The planned COMPAR-EU end-products, that will be integrated in the online COMPAR-EU platform include but are not limited to: taxonomy of SMIs, COS for each disease, ranking of effective SMIs, list of most cost-effective SMIs, report on contextual factors, Interactive Summary of Findings, Evidence to decision frameworks and Patient-Professional Decision Aids.
For more detail on the end-products including the relation between end-products and end-users see figure 1.
With this end-products we plan to reach all the expected impacts that were set up in the call, providing the required evidence base:
• … for more effective and safer SMIs interventions at an individual and population level, for patients living with T2DM, obesity, COPD, and/or heart failure, including effectiveness, cost-effectiveness and contextual analysis.

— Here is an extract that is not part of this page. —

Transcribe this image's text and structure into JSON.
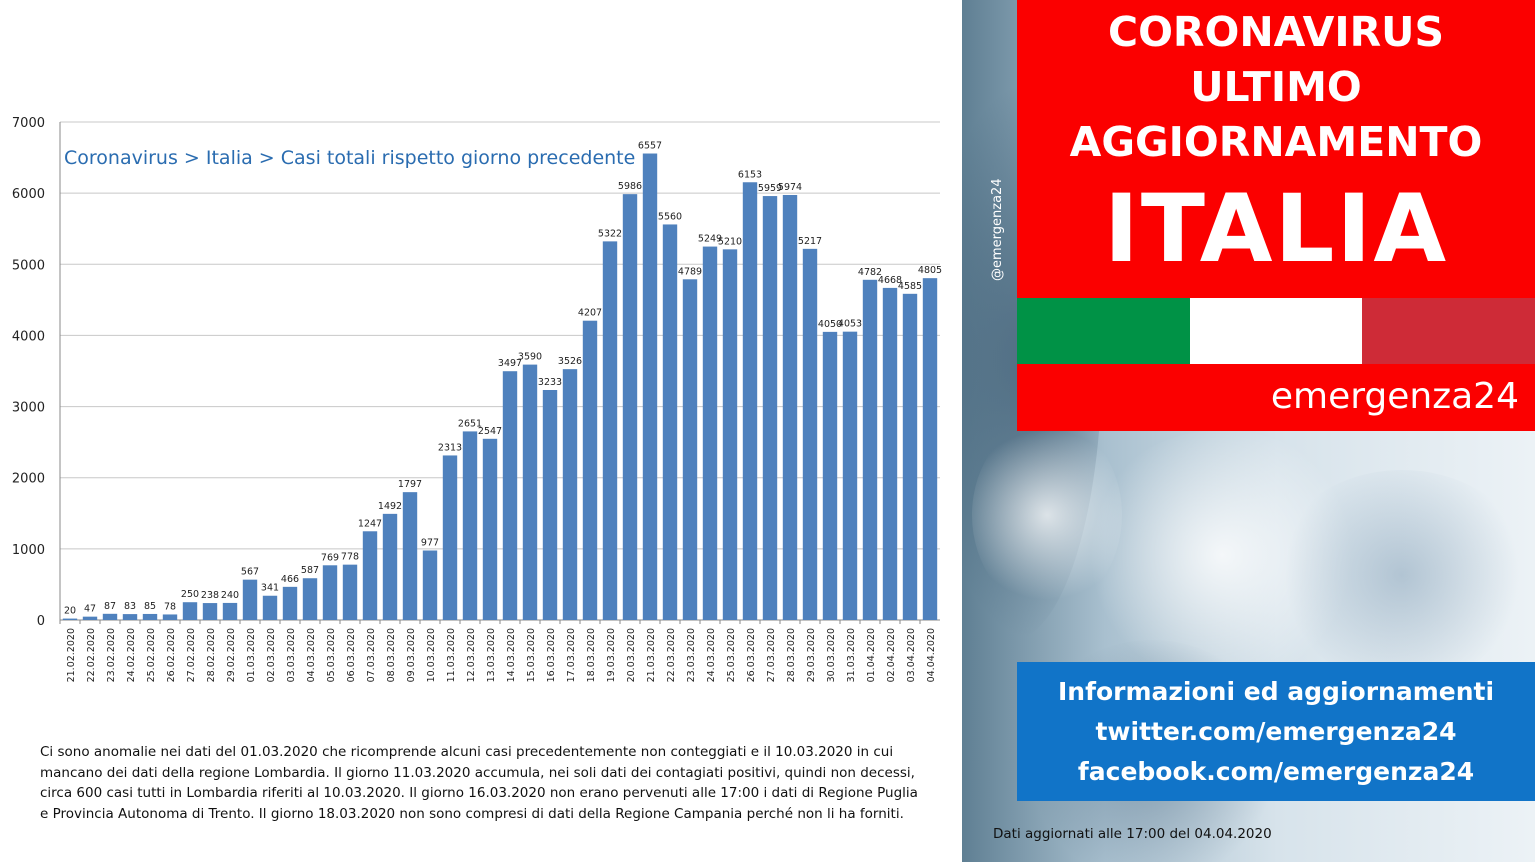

• … for enhanced adherence to SMIs, by developing interactive decision-making tools tailored to the health system, organisations, and patients-prescriber interaction.

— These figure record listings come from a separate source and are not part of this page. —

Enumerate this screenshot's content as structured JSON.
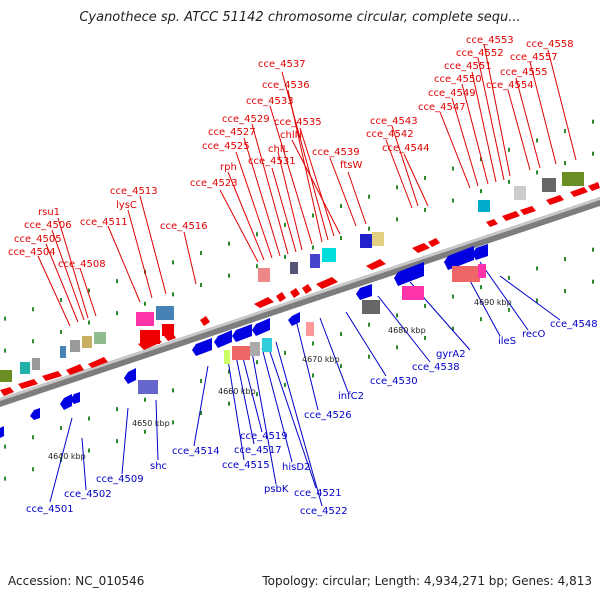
{
  "title": "Cyanothece sp. ATCC 51142 chromosome circular, complete sequ...",
  "footer": {
    "accession": "Accession: NC_010546",
    "summary": "Topology: circular; Length: 4,934,271 bp; Genes: 4,813"
  },
  "colors": {
    "forward_gene": "#ee0000",
    "reverse_gene": "#0000e0",
    "backbone": "#888888",
    "tick": "#2a8a2a",
    "label_red": "#e00000",
    "label_blue": "#0000c8"
  },
  "kbp_labels": [
    "4640 kbp",
    "4650 kbp",
    "4660 kbp",
    "4670 kbp",
    "4680 kbp",
    "4690 kbp"
  ],
  "top_labels": [
    "cce_4504",
    "cce_4505",
    "cce_4506",
    "rsu1",
    "cce_4508",
    "cce_4511",
    "lysC",
    "cce_4513",
    "cce_4516",
    "cce_4523",
    "rph",
    "cce_4525",
    "cce_4527",
    "cce_4529",
    "cce_4531",
    "chlL",
    "cce_4533",
    "cce_4536",
    "cce_4537",
    "cce_4535",
    "chlN",
    "cce_4539",
    "ftsW",
    "cce_4542",
    "cce_4543",
    "cce_4544",
    "cce_4547",
    "cce_4549",
    "cce_4550",
    "cce_4551",
    "cce_4552",
    "cce_4553",
    "cce_4554",
    "cce_4555",
    "cce_4557",
    "cce_4558"
  ],
  "bottom_labels": [
    "cce_4501",
    "cce_4502",
    "cce_4509",
    "shc",
    "cce_4514",
    "cce_4515",
    "cce_4517",
    "cce_4519",
    "psbK",
    "hisD2",
    "cce_4521",
    "cce_4522",
    "cce_4526",
    "infC2",
    "cce_4530",
    "cce_4538",
    "gyrA2",
    "ileS",
    "recO",
    "cce_4548"
  ]
}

• … to introduce novel methodologies for the synthesis of evidence (network meta-analysis [NMA] and cost-effectiveness modelling) in health technology assessment methodology.
• … for the improvement of individual patient outcomes and health outcome predictability through tailoring of interventions by NMA and cost-effectiveness modelling, providing results per individual outcome and patient subgroups.
• … for the improvement of guideline development for prevention or treatment of diseases and the management of comorbidities, enhancing self-management as a possible treatment and the inclusion of patient-preferred outcomes in COS in future guidelines.
• … for the provision of more accurate information to patients, caregivers, and prescribers, giving them access to evidence tailored to their needs, though online decision-making tools and other end-product.